Rackspace is a cloud computing company based in Windcrest, Texas that provides public cloud and email hosting services. Many companies use the firms hosting services, but how about HIPAA-covered entities? Can Rackspace hosting be used without breaking HIPAA Rules? Does Rackspace support HIPAA compliance and is Rackspace willing to sign a business associate agreement (BAA) with HIPAA covered entities?
Rackspace has acquired HITRUST and HITRUST CSF certifications which show that the company satisfies the data and privacy security standards required by HIPAA for managed private, public and hybrid clouds. The company utilizes extended SSL encryption and complies with PCR DSS data security specifications.
Rackspace knows that by letting healthcare institutions to use its products and services, the company is classified as a HIPAA business associate and is required to sign an business associate agreement. Rackspace has prepared a BAA covering its dedicated hosting solutions. The BAA is included, by default, for all healthcare organizations using its dedicated hosting solutions
Because Rackspace is prepared to enter into a BAA with healthcare providers and has put in place all the required safety measures on its hosting services to be sure that healthcare providers can use them without breaking HIPAA Rules, Rackspace can consequently be regarded as a HIPAA complaint hosting firm.
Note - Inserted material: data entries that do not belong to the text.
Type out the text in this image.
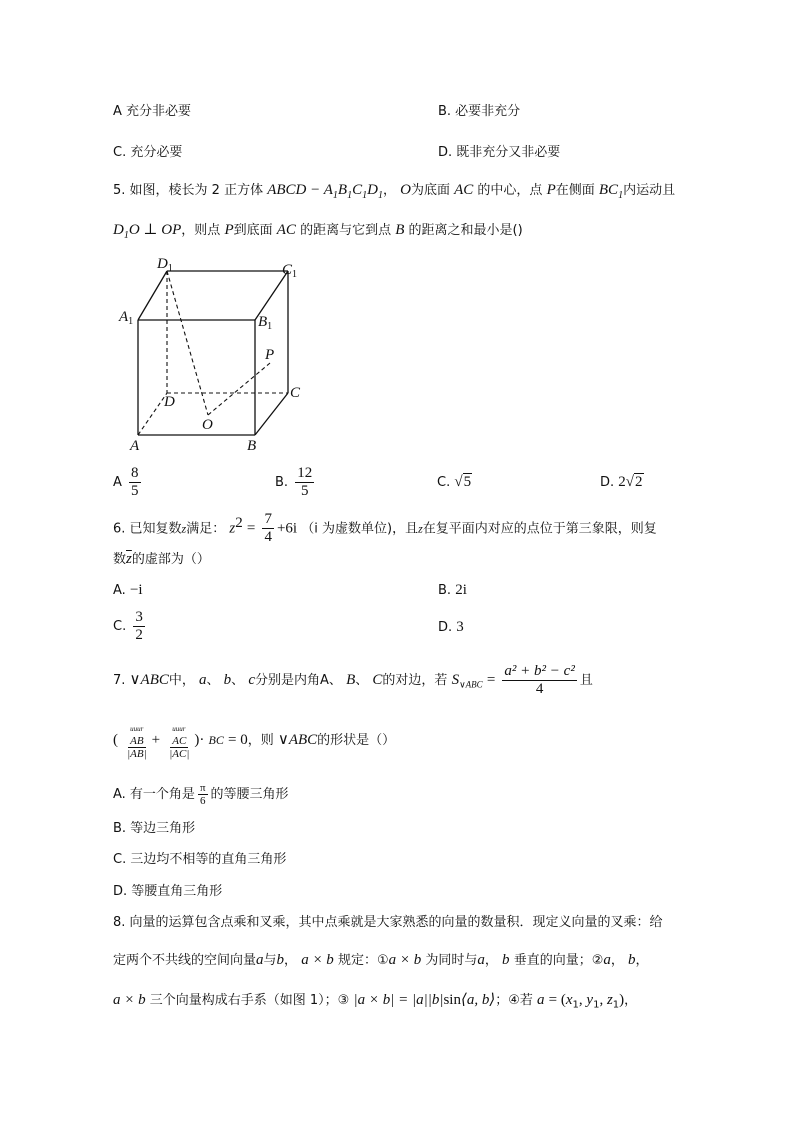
A 充分非必要	B. 必要非充分
C. 充分必要	D. 既非充分又非必要
5. 如图，棱长为 2 正方体 ABCD − $A_1B_1C_1D_1$， O为底面 AC 的中心，点 P在侧面 $BC_1$内运动且
$D_1O$ ⊥ OP，则点 P到底面 AC 的距离与它到点 B 的距离之和最小是()
$D_1$	$C_1$
$A_1$	$B_1$
P
D
C
O
A	B
A $\frac{8}{5}$	B. $\frac{12}{5}$	C. √5	D. 2√2
6. 已知复数z满足： $z^2 = \frac{7}{4} +6i$ （i 为虚数单位)，且z在复平面内对应的点位于第三象限，则复
数$\overline{z}$的虚部为（）
A. −i	B. 2i
C. $\frac{3}{2}$	D. 3
7. ∨ABC中， a、 b、 c分别是内角A、 B、 C的对边，若 $S_{\vee ABC} = \frac{\text{a² + b² − c²}}{4}$ 且
(
uuur
AB
|AB|
+
uuur
AC
|AC|
)· BC = 0，则 ∨ABC的形状是（）
A. 有一个角是 $\frac{\pi}{6}$ 的等腰三角形
B. 等边三角形
C. 三边均不相等的直角三角形
D. 等腰直角三角形
8. 向量的运算包含点乘和叉乘，其中点乘就是大家熟悉的向量的数量积．现定义向量的叉乘：给
定两个不共线的空间向量a与b， a × b 规定：①a × b 为同时与a， b 垂直的向量；②a， b，
a × b 三个向量构成右手系（如图 1）；③ |a × b| = |a||b|sin⟨a, b⟩；④若 $a = (x_1$, $y_1$, $z_1$)，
Nevertheless, it is the responsibility of users to make certain that the hosting services have been correctly configured. Rackspace is unable to ascertain whether its consumers are using its hosting solutions in a way that is in accordance with HIPAA Rules and cannot guarantee that all requirements of HIPAA are satisfied and appropriate safeguards are in place. That said, Rackspace offers technical support to healthcare organizations that wish to use its services to help them use its services in a HIPAA compliant manner.